NEW ORLEANS — North Texas learned the last two years how much bowl experience can matter. The Mean Green hope that will be an advantage for them in this season's first bowl game.
Sun Belt champion North Texas (9-3) makes its third straight New Orleans Bowl appearance Tuesday night against newcomer Memphis, opening the 28-bowl schedule.
North Texas ended a 42-year bowl drought in 2001, losing 45-20 to Colorado State. Last year, the Mean Green made it back to New Orleans and beat Cincinnati 24-19 for the first bowl victory in school history.
Memphis (8-4) is playing in its first bowl game in 32 years.
"They're going to have a hard time because you have to be focused and prepared to play," North Texas running back Patrick Cobbs said. "The first year our focus wasn't really on the game. It was more on coming down here and having a good time. Last year we were more focused on the game. This year were going to be ready to play."
The game will be played at the Superdome, the site of the final bowl game of the season, too: the Sugar Bowl, which is the Bowl Championship Series title game between No. 2 LSU and No. 3 Oklahoma.

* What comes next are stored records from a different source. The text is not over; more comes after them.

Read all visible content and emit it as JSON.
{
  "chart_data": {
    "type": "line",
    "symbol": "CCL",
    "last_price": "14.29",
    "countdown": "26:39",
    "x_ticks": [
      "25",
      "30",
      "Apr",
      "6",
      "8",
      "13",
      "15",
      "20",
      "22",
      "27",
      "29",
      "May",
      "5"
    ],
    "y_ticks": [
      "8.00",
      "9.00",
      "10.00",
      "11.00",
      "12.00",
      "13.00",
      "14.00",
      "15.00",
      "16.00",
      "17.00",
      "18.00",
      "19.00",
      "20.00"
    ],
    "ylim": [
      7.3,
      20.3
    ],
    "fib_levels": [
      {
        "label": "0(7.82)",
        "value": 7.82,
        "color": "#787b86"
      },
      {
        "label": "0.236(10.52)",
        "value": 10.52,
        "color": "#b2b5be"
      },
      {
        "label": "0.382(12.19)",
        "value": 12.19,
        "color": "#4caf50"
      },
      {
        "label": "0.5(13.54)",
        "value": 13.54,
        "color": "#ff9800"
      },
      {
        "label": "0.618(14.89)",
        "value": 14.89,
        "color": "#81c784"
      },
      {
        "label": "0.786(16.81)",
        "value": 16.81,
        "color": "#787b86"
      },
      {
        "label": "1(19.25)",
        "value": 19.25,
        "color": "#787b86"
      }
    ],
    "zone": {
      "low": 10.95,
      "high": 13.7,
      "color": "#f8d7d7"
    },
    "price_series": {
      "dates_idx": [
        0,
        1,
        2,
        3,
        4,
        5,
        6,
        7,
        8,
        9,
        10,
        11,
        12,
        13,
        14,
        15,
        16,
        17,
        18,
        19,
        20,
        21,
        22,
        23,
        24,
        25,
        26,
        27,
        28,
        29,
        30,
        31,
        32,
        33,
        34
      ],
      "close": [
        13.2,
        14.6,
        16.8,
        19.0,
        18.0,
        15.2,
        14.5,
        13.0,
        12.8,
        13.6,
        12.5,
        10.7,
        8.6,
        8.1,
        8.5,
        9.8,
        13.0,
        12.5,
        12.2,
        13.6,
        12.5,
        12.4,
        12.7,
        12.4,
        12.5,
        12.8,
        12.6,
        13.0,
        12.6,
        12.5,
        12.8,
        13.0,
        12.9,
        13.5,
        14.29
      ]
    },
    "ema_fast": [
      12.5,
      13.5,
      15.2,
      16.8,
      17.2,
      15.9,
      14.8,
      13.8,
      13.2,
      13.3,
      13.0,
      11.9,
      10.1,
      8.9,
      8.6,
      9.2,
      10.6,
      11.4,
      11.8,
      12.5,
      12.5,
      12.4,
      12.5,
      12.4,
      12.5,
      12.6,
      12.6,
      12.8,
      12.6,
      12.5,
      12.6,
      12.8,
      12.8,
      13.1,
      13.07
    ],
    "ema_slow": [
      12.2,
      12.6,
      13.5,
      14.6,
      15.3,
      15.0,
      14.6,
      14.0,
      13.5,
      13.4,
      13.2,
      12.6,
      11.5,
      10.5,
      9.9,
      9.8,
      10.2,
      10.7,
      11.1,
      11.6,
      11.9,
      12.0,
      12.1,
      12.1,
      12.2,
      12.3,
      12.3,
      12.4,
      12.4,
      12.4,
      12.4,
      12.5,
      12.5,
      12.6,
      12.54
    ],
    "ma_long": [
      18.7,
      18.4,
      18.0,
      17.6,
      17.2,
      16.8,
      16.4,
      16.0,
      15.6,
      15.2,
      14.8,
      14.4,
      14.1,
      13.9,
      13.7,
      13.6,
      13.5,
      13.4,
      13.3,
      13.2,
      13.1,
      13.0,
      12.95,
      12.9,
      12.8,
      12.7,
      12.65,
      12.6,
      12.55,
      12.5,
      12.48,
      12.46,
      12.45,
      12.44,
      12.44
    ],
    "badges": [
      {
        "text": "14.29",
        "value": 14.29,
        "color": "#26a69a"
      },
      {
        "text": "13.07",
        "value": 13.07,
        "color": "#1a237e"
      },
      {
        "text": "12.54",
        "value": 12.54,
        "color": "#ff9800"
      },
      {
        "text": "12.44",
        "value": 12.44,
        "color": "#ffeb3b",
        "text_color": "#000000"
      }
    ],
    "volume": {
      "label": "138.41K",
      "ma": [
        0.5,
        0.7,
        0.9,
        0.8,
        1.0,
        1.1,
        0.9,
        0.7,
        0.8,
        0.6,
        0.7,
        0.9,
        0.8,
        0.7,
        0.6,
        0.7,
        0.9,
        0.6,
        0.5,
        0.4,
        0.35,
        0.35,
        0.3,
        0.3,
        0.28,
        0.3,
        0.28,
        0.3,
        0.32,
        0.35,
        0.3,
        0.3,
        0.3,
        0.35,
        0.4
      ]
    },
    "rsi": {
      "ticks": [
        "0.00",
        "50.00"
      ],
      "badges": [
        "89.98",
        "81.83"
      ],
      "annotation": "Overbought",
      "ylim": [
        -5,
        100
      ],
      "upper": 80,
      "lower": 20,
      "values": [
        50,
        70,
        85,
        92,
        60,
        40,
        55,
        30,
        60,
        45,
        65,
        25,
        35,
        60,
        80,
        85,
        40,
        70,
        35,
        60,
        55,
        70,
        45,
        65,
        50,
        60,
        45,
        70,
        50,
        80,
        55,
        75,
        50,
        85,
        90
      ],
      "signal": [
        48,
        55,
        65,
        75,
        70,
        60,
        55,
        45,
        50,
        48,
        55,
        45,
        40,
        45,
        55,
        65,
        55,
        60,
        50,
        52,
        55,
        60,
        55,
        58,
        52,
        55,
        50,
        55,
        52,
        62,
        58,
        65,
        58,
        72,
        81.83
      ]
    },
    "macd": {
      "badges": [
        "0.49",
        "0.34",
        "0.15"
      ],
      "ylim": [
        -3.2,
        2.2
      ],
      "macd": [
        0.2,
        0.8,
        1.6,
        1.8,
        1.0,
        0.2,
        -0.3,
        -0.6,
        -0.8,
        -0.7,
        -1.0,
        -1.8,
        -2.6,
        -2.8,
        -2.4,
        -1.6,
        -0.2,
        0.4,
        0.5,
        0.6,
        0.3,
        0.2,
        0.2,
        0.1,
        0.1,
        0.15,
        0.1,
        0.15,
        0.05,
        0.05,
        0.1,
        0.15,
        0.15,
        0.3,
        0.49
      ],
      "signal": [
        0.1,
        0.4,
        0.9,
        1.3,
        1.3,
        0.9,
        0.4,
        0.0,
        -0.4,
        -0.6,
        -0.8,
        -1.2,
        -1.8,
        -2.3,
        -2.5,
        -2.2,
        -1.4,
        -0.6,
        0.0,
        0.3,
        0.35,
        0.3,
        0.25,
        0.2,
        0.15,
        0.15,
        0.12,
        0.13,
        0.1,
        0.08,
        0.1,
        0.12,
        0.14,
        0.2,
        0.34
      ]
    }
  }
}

This game will lack the attention of the Sugar Bowl, but it is still meaningful to the teams.
"I'm playing in my first bowl game, the first one any of us has played in and this is the first one we've been in in a long, long time," Memphis quarterback Danny Wimprine said. "Everybody's real excited about trying to win our first bowl game."
North Texas has seven offensive players and seven defensive players who have started for or been contributors to all three conference championships.
"It's a pretty special group of kids because they came to North Texas at a time when, football-wise, there really was no reason to come to North Texas," coach Darrell Dickey said.
The Mean Green led the Sun Belt in scoring (28.4 points per game), and Cobbs leads the nation with an average of 157 yards rushing per game. He has rushed for at least 100 yards in each of the last eight games, all North Texas victories, its longest winning streak since 1959.
The defense ranks 17th in the country against the run (106.8 yards per game), led by tackle Brandon Kennedy, the Sun Belt Defensive Player of the Year the last two seasons.
Memphis reached the postseason thanks to a strong offense. The team's 366 points are the third-most in school history.
But Memphis will have to play without running back DeAngelo Williams, the Conference USA Offensive Player of the Year, who sprained his knee in the next-to-last game of the regular season.
Derron Parquet, a New Orleans native and transfer from LSU, replaced Williams and rushed for a career-high 164 yards on 26 carries in a 21-16 loss at South Florida in the regular season finale.
"They're not a one-dimensional offense," Dickey said. "They can hurt you running the ball, they can hurt you throwing the ball. They spread you all over the field. They can do either one from spreading you out."